Après l'échec des négociations sur ce texte, la Commission européenne a décidé de retenir une approche graduelle qui contribuerait à instaurer et à renforcer progressivement un climat de confiance mutuelle. Dans cette perspective, la nouvelle proposition de décision-cadre, qu'elle a présentée le 8 juillet 2009, tend à définir des normes minimales communes concernant le droit à l'interprétation et à la traduction dans le cadre des procédures pénales conduites dans l'Union européenne. Elle est présentée par la Commission européenne comme le premier volet d'une série de mesures destinées à remplacer la proposition de décision-cadre de 2004.
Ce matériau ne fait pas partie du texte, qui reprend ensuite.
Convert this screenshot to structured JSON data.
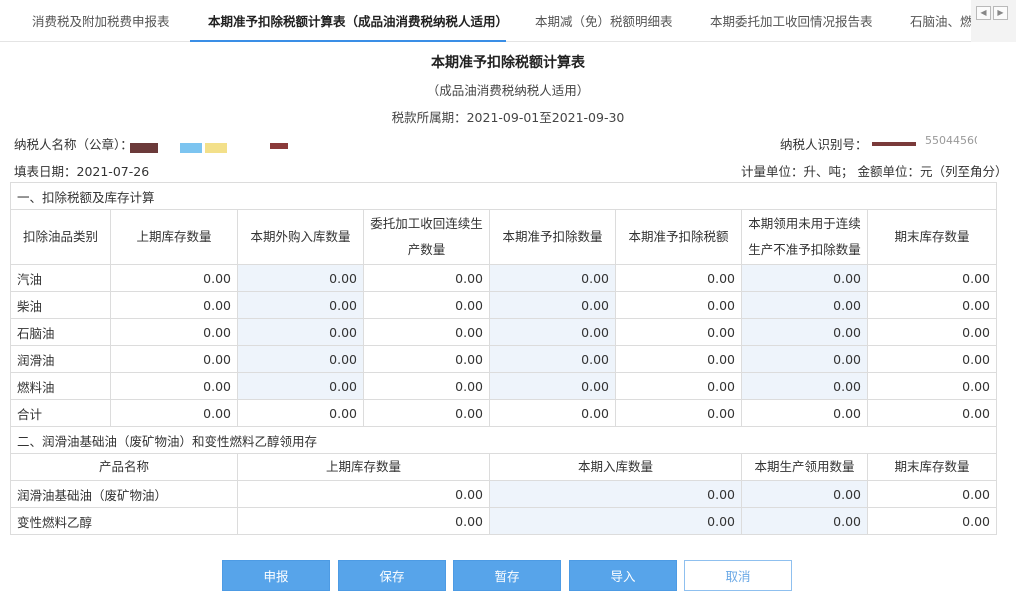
{
  "tabs": [
    {
      "label": "消费税及附加税费申报表",
      "active": false
    },
    {
      "label": "本期准予扣除税额计算表（成品油消费税纳税人适用）",
      "active": true
    },
    {
      "label": "本期减（免）税额明细表",
      "active": false
    },
    {
      "label": "本期委托加工收回情况报告表",
      "active": false
    },
    {
      "label": "石脑油、燃料",
      "active": false
    }
  ],
  "tab_nav": {
    "prev_icon": "◀",
    "next_icon": "▶"
  },
  "form": {
    "title": "本期准予扣除税额计算表",
    "subtitle": "（成品油消费税纳税人适用）",
    "period": "税款所属期：2021-09-01至2021-09-30",
    "taxpayer_name_label": "纳税人名称（公章）：",
    "taxpayer_id_label": "纳税人识别号：",
    "taxpayer_id_partial": "55044560",
    "fill_date": "填表日期：2021-07-26",
    "units": "计量单位：升、吨； 金额单位：元（列至角分）"
  },
  "section1": {
    "title": "一、扣除税额及库存计算",
    "headers": [
      "扣除油品类别",
      "上期库存数量",
      "本期外购入库数量",
      "委托加工收回连续生产数量",
      "本期准予扣除数量",
      "本期准予扣除税额",
      "本期领用未用于连续生产不准予扣除数量",
      "期末库存数量"
    ],
    "rows": [
      {
        "name": "汽油",
        "cells": [
          "0.00",
          "0.00",
          "0.00",
          "0.00",
          "0.00",
          "0.00",
          "0.00"
        ]
      },
      {
        "name": "柴油",
        "cells": [
          "0.00",
          "0.00",
          "0.00",
          "0.00",
          "0.00",
          "0.00",
          "0.00"
        ]
      },
      {
        "name": "石脑油",
        "cells": [
          "0.00",
          "0.00",
          "0.00",
          "0.00",
          "0.00",
          "0.00",
          "0.00"
        ]
      },
      {
        "name": "润滑油",
        "cells": [
          "0.00",
          "0.00",
          "0.00",
          "0.00",
          "0.00",
          "0.00",
          "0.00"
        ]
      },
      {
        "name": "燃料油",
        "cells": [
          "0.00",
          "0.00",
          "0.00",
          "0.00",
          "0.00",
          "0.00",
          "0.00"
        ]
      },
      {
        "name": "合计",
        "cells": [
          "0.00",
          "0.00",
          "0.00",
          "0.00",
          "0.00",
          "0.00",
          "0.00"
        ]
      }
    ]
  },
  "section2": {
    "title": "二、润滑油基础油（废矿物油）和变性燃料乙醇领用存",
    "headers": [
      "产品名称",
      "上期库存数量",
      "本期入库数量",
      "本期生产领用数量",
      "期末库存数量"
    ],
    "rows": [
      {
        "name": "润滑油基础油（废矿物油）",
        "cells": [
          "0.00",
          "0.00",
          "0.00",
          "0.00"
        ]
      },
      {
        "name": "变性燃料乙醇",
        "cells": [
          "0.00",
          "0.00",
          "0.00",
          "0.00"
        ]
      }
    ]
  },
  "buttons": {
    "submit": "申报",
    "save": "保存",
    "temp_save": "暂存",
    "import": "导入",
    "cancel": "取消"
  },
  "colors": {
    "accent": "#57a4ea",
    "editable_bg": "#eef4fb",
    "editable_text": "#2b7fd6",
    "border": "#dcdcdc"
  }
}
En choisissant d'axer sa nouvelle proposition sur le droit à l'interprétation et à la traduction, la Commission européenne privilégie le droit qui a été le moins controversé lors des discussions sur sa proposition de 2004. Ce droit trouve son origine dans la convention européenne de sauvegarde des droits de l'homme (CEDH) qui, prévoit, dans son article 5, que « toute personne arrêtée doit être informée, dans le plus court délai et dans une langue qu'elle comprend, des raisons de son arrestation et de toute accusation portée contre elle. » et, dans son article 6 qui pose le principe du droit à un procès équitable, que « tout accusé a droit notamment à être informé, dans le plus court délai, dans une langue qu'il comprend et de manière détaillée de la nature et de la cause de l'accusation portée contre lui » et de « se faire assister gratuitement d'un interprète, s'il ne comprend pas ou ne parle pas la langue employée à l'audience. » Ces droits sont repris aux articles 6 et 47 à 50 de la Charte des droits fondamentaux de l'Union européenne, auquel le traité de Lisbonne confère une valeur obligatoire. La portée de ces droits a été explicitée dans la jurisprudence de la Cour européenne des droits de l'homme.

2°/ Que prévoit la proposition de décision-cadre ?
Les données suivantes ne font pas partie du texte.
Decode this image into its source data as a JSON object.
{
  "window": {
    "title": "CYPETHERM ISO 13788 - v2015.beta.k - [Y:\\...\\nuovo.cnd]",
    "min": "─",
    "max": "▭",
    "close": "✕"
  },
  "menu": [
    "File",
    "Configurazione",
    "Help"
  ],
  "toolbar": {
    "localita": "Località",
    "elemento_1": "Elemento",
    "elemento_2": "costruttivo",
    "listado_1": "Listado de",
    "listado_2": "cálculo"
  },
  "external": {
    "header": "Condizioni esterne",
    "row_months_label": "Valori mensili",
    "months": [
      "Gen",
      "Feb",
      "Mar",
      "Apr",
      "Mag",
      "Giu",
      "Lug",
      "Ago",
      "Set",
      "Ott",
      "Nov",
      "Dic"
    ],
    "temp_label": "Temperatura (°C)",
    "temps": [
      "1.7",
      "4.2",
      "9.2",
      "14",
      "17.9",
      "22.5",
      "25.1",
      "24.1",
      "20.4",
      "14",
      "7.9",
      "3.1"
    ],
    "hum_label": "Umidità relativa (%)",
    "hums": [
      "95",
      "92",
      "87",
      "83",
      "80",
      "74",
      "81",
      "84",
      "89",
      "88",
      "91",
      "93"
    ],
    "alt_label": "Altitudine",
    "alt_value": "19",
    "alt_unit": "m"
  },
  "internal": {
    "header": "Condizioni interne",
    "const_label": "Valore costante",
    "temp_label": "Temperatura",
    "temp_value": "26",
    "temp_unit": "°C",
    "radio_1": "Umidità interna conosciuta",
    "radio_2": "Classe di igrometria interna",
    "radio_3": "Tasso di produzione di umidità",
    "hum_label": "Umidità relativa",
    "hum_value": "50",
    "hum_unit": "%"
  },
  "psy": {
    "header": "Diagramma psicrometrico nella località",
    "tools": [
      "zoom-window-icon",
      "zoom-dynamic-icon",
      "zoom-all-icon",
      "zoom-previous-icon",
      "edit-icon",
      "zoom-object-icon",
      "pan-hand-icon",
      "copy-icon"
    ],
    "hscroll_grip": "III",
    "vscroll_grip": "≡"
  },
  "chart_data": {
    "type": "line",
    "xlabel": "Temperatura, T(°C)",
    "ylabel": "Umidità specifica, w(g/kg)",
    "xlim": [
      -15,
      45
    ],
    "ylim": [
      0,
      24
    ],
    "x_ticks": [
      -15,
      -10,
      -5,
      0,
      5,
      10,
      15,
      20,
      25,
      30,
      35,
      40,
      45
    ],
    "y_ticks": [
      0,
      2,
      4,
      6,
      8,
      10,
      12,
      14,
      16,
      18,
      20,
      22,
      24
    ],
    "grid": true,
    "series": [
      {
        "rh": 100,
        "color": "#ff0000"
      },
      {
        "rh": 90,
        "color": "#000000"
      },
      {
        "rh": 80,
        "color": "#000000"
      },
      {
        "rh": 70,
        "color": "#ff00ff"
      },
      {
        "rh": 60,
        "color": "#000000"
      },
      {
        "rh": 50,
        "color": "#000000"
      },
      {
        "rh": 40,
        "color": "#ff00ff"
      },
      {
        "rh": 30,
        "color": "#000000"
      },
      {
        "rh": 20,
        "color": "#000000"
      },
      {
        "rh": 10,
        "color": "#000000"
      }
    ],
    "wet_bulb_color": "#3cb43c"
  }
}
Concrètement, ces droits à l'interprétation et à la traduction s'appliqueraient à toutes les personnes suspectées dans le cadre d'une infraction pénale jusqu'à la condamnation finale (y compris les recours éventuels). Ils seraient mis en oeuvre à compter du moment où la personne est informée qu'elle est soupçonnée d'avoir commis une infraction (par exemple, au moment de son arrestation ou lors de son placement en garde à vue). Les affaires donnant lieu à un mandat d'arrêt européen seraient également prises en compte.

L'interprétation devrait être assurée pendant la phase d'instruction et la phase judiciaire de la procédure, c'est-à-dire durant les interrogatoires menés par la police, le procès, les audiences en référé et les recours éventuels. Ce droit s'étendrait aux conseils juridiques prodigués au suspect, si son avocat parle une langue qu'il ne comprend pas. En outre, le suspect aurait le droit de recevoir la traduction des documents essentiels afin que le caractère équitable de la procédure soit préservé. Le mandat d'arrêt européen ferait l'objet d'une traduction. La Cour européenne des droits de l'homme a déjà eu l'occasion de spécifier que le droit à l'assistance d'un interprète vaut aussi pour les pièces écrites.
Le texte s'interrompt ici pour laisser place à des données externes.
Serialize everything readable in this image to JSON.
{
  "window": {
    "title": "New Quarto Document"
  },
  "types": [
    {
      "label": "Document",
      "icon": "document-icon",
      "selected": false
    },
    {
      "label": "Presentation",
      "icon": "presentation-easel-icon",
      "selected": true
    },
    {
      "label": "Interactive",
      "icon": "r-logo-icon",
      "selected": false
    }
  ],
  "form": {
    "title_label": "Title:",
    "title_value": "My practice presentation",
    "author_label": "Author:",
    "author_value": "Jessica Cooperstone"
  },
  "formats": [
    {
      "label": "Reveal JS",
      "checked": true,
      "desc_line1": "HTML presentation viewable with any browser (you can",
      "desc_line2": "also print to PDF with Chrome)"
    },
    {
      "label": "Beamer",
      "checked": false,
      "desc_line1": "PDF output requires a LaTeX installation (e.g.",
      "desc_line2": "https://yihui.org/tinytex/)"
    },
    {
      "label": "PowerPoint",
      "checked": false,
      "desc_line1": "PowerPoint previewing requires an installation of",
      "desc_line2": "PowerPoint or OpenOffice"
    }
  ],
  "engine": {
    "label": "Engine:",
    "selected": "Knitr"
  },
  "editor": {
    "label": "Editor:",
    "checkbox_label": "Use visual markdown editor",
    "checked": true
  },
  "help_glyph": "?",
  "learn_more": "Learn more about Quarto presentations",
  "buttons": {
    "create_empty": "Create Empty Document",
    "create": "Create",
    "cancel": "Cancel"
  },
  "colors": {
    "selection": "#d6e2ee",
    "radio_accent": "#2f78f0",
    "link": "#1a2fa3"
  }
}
Les États membres devraient supporter les frais d'interprétation et de traduction. Il s'agit là de l'application du droit de bénéficier gratuitement des services d'un interprète, même en cas de condamnation, consacré par la jurisprudence de la Cour européenne des droits de l'homme. En outre, la proposition établit l'obligation d'assurer la qualité de l'interprétation et de la traduction. Elle précise, enfin, que cette définition de normes minimales communes n'aura pas pour effet d'abaisser les normes en vigueur dans certains États membres ou d'écarter les protections résultant de la convention européenne des droits de l'homme. Les États membres pourront toujours décider d'adopter des normes plus élevées que celles résultant de la proposition de décision-cadre

3°/ Quelle appréciation peut-on porter sur le fond ?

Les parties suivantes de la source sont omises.